From signal analysis to the
perceptual information contained in sounds
R. Kronland-Martinet
Analysis-synthesis is
an important aspect of the senSons project. In this
presentation, I shall focus on the analysis of sounds in order to elicit what
kind of perceptual information can be expected from the analysis of real
sounds. I shall eventually conclude by showing how the association of analysis,
synthesis, perceptual and cognitive approaches can improve and even allow the
design of new perceptual analysis methods.
Generally speaking,
analyzing a signal consists in constructing a representation such that
important features that are not obvious in the temporal representation are
revealed. There are 3 main ways of analyzing a signal, depending on the
information of interest. Non parametric methods aim at extracting morphological
features contained in the signal; they are mainly based on mathematical
decompositions. Parametric methods consist in using a priori knowledge on the signal, usually related to the source
from which the sound is generated. Then the analysis allows in better
understanding the mechanical characteristics of the source. Finally, perceptual
analysis looks for relevant descriptors from a perceptual point of view. These
methods tend to represent the timbre of the sounds.
The most well known
non-parametric method is the spectral analysis, which is based on the Fourier
decomposition. From a mathematical point of view, it consists in decomposing
the signal on an orthogonal basis constituted of exponentials. From an
acoustical point of view, it leads to a convenient representation highlighting
the way the energy is distributed along the frequency axis. For isolated
sounds, the perceptual information mainly resides on the consonance or
dissonance as well as the brightness (spectral centroid).

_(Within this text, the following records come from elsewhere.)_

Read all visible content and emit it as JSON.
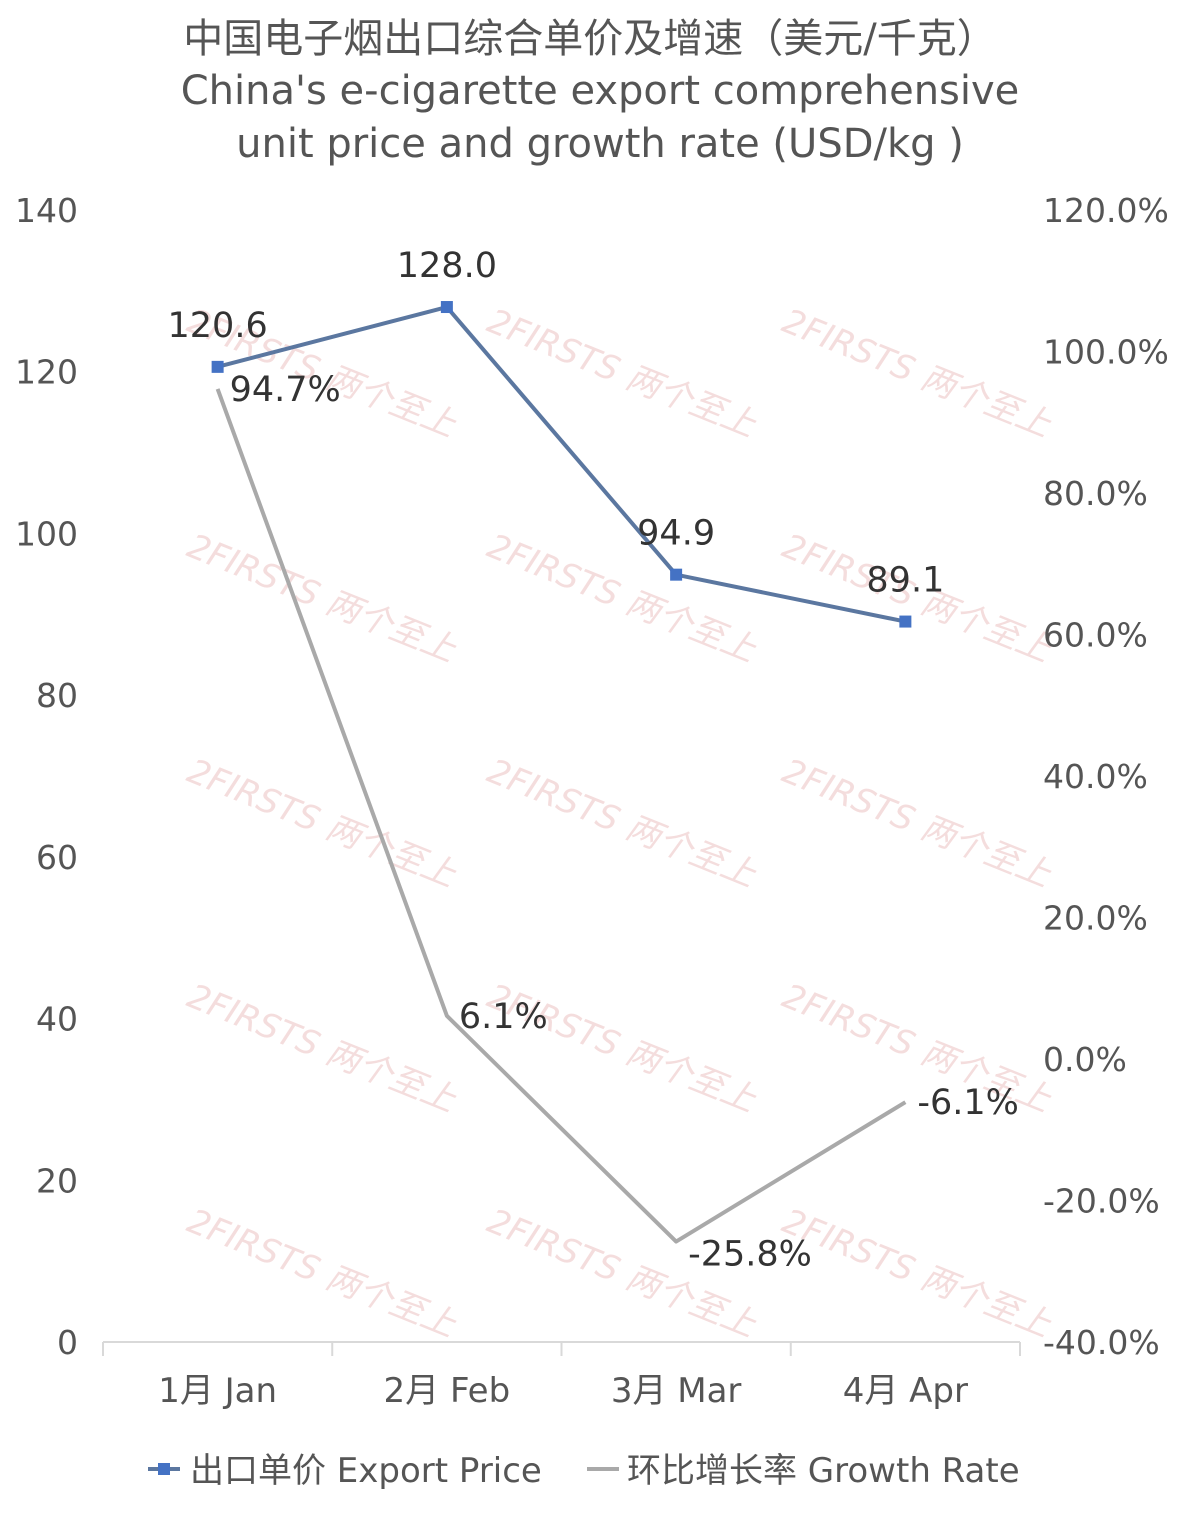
{
  "chart_data": {
    "type": "line",
    "title_cn": "中国电子烟出口综合单价及增速（美元/千克）",
    "title_en_line1": "China's e-cigarette export comprehensive",
    "title_en_line2": "unit price and growth rate (USD/kg )",
    "categories": [
      "1月 Jan",
      "2月 Feb",
      "3月 Mar",
      "4月 Apr"
    ],
    "left_axis": {
      "ylim": [
        0,
        140
      ],
      "ticks": [
        "0",
        "20",
        "40",
        "60",
        "80",
        "100",
        "120",
        "140"
      ]
    },
    "right_axis": {
      "ylim": [
        -40,
        120
      ],
      "ticks": [
        "-40.0%",
        "-20.0%",
        "0.0%",
        "20.0%",
        "40.0%",
        "60.0%",
        "80.0%",
        "100.0%",
        "120.0%"
      ]
    },
    "series": [
      {
        "name": "出口单价 Export Price",
        "axis": "left",
        "color": "#5b77a0",
        "marker_color": "#4472c4",
        "values": [
          120.6,
          128.0,
          94.9,
          89.1
        ],
        "labels": [
          "120.6",
          "128.0",
          "94.9",
          "89.1"
        ]
      },
      {
        "name": "环比增长率 Growth Rate",
        "axis": "right",
        "color": "#a9a9a9",
        "values": [
          94.7,
          6.1,
          -25.8,
          -6.1
        ],
        "labels": [
          "94.7%",
          "6.1%",
          "-25.8%",
          "-6.1%"
        ]
      }
    ],
    "grid": false,
    "legend_position": "bottom"
  },
  "watermark": "2FIRSTS 两个至上"
}
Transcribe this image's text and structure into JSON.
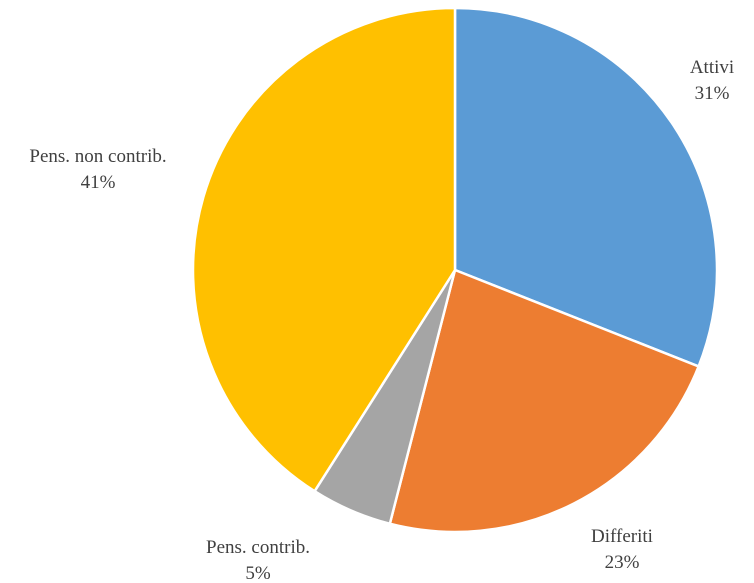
{
  "chart_data": {
    "type": "pie",
    "title": "",
    "start_angle_deg": 0,
    "direction": "clockwise",
    "slices": [
      {
        "name": "Attivi",
        "value": 31,
        "label": "31%",
        "color": "#5B9BD5"
      },
      {
        "name": "Differiti",
        "value": 23,
        "label": "23%",
        "color": "#ED7D31"
      },
      {
        "name": "Pens. contrib.",
        "value": 5,
        "label": "5%",
        "color": "#A5A5A5"
      },
      {
        "name": "Pens. non contrib.",
        "value": 41,
        "label": "41%",
        "color": "#FFC000"
      }
    ],
    "slice_border_color": "#FFFFFF",
    "label_color": "#404040",
    "legend": "none"
  }
}
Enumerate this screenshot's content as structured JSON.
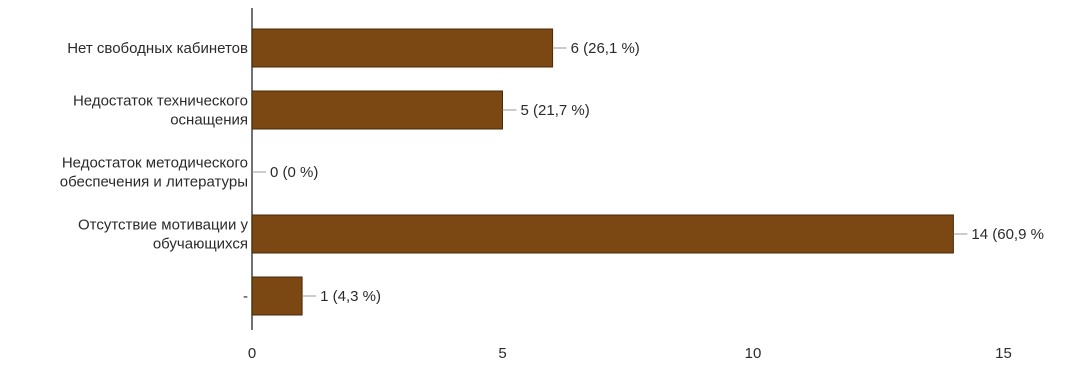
{
  "chart_data": {
    "type": "bar",
    "orientation": "horizontal",
    "categories": [
      [
        "Нет свободных кабинетов"
      ],
      [
        "Недостаток технического",
        "оснащения"
      ],
      [
        "Недостаток методического",
        "обеспечения и литературы"
      ],
      [
        "Отсутствие мотивации у",
        "обучающихся"
      ],
      [
        "-"
      ]
    ],
    "values": [
      6,
      5,
      0,
      14,
      1
    ],
    "data_labels": [
      "6 (26,1 %)",
      "5 (21,7 %)",
      "0 (0 %)",
      "14 (60,9 %",
      "1 (4,3 %)"
    ],
    "xlim": [
      0,
      15
    ],
    "x_ticks": [
      0,
      5,
      10,
      15
    ],
    "x_tick_labels": [
      "0",
      "5",
      "10",
      "15"
    ],
    "bar_color": "#7b4712",
    "grid": false,
    "legend": "none"
  }
}
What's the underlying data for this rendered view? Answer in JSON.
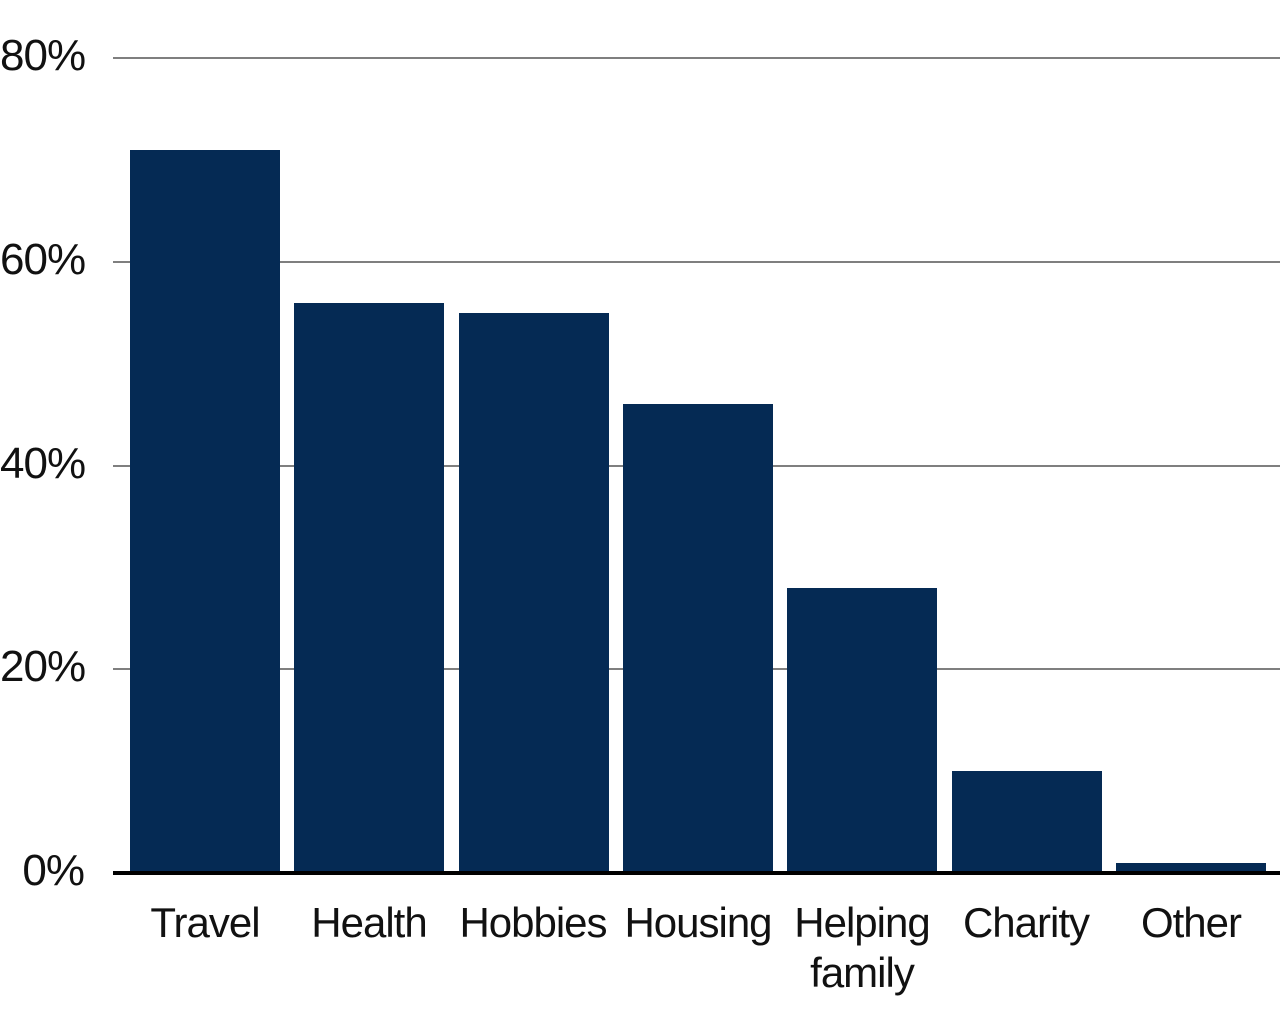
{
  "chart_data": {
    "type": "bar",
    "title": "",
    "xlabel": "",
    "ylabel": "",
    "categories": [
      "Travel",
      "Health",
      "Hobbies",
      "Housing",
      "Helping family",
      "Charity",
      "Other"
    ],
    "values": [
      71,
      56,
      55,
      46,
      28,
      10,
      1
    ],
    "value_unit": "%",
    "ylim": [
      0,
      80
    ],
    "y_ticks": [
      0,
      20,
      40,
      60,
      80
    ],
    "y_tick_labels": [
      "0%",
      "20%",
      "40%",
      "60%",
      "80%"
    ],
    "grid": "horizontal-only",
    "legend": "none",
    "colors": {
      "bar": "#052a54",
      "gridline": "#7f7f7f",
      "axis": "#000000",
      "text": "#111111",
      "background": "#ffffff"
    }
  }
}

Nevertheless, the time behavior is hidden in the phase of the transform and for
example a sound played backwards would have the same energy distribution as the
original one. To avoid this problem, time-frequency representations can be
designed. The most well known representation is the so-called spectrogram,
which consists in estimating the local Fourier transform for each value of the
time parameter. This representation leads to a 2 dimensional representation, which
is well adapted to non-stationary signals. With a clever choice of the window
used for the computation, one can then obtain pictures that are strongly
correlated to the perception of the sound. Nevertheless, for complex sounds,
the picture does not only highlight phenomena that are of perceptual importance
and "cleaning" the picture in order to keep only the pertinent
information is still an open problem which is related to the time-frequency
masking.
The idea beyond
parametric methods is to use a priori signal knowledge to design specific
methods. A good example of this approach is the LPC method, which has been
intensively used for speech signals. In this case the signal is supposed to be
the result of the propagation of an excitation signal through the vocal tract,
which can be modeled by an all-pole filter. The excitation is either a noisy
signal (for transients) or a periodic pulse (for vowels). The analysis process then
consists in estimating the time varying coefficients of the filter representing
the vocal tract. The interest of such a method is that there is a direct
correspondence between the analysis coefficients and the physics of the system
(here the geometrical variation of the vocal tract). Similar techniques such as
the digital waveguide can be used for example for piano modeling. Thanks to
such an approach, it is possible to perfectly reproduce the sound of a given
piano. Nevertheless the relationship between physical parameters and perception
is far from being clear and one still don't know what makes the difference
between a good and a bad piano.
To take into account
the perception in the analysis process, one may identify the main perceptual
descriptors that allow for a categorization of the sounds. Steve McAdams
proposed a timbre space allowing for the separation of sounds produced by
different musical instruments. The space is totally defined by 3 coefficients,
the attack time, the centroid and the spectral flux.
Each of these coefficients can be estimated using a time-frequency representation
of the signal. Here, we really start addressing the sense of sounds, by
constructing representations that call for a mental representation of the sound
phenomenon. Nevertheless, such a simple timbre space does not allow for
categorization of all kinds of sounds, like the ones obtained by impacting
various materials, and we are far from having a genuine timbre model.
Nevertheless, I really believe that we should be able to go further in that
direction within the senSons project.
For this purpose, one
may use synthesis as an analysis tool. This concept, called analysis by
synthesis consists in designing sound models able to reproduce any given sound,
and then to precisely alter each of the parameters to construct calibrated
stimuli that can be used to study the relationship between the sound
descriptors and the sense of sounds. Such an approach should lead to the
definition of the most important timbre descriptors corresponding to the
different aspects of the sound (for example material, action on an object,
geometry of the source, …) and possibly optimize the
sound representation to take into account this perceptual information.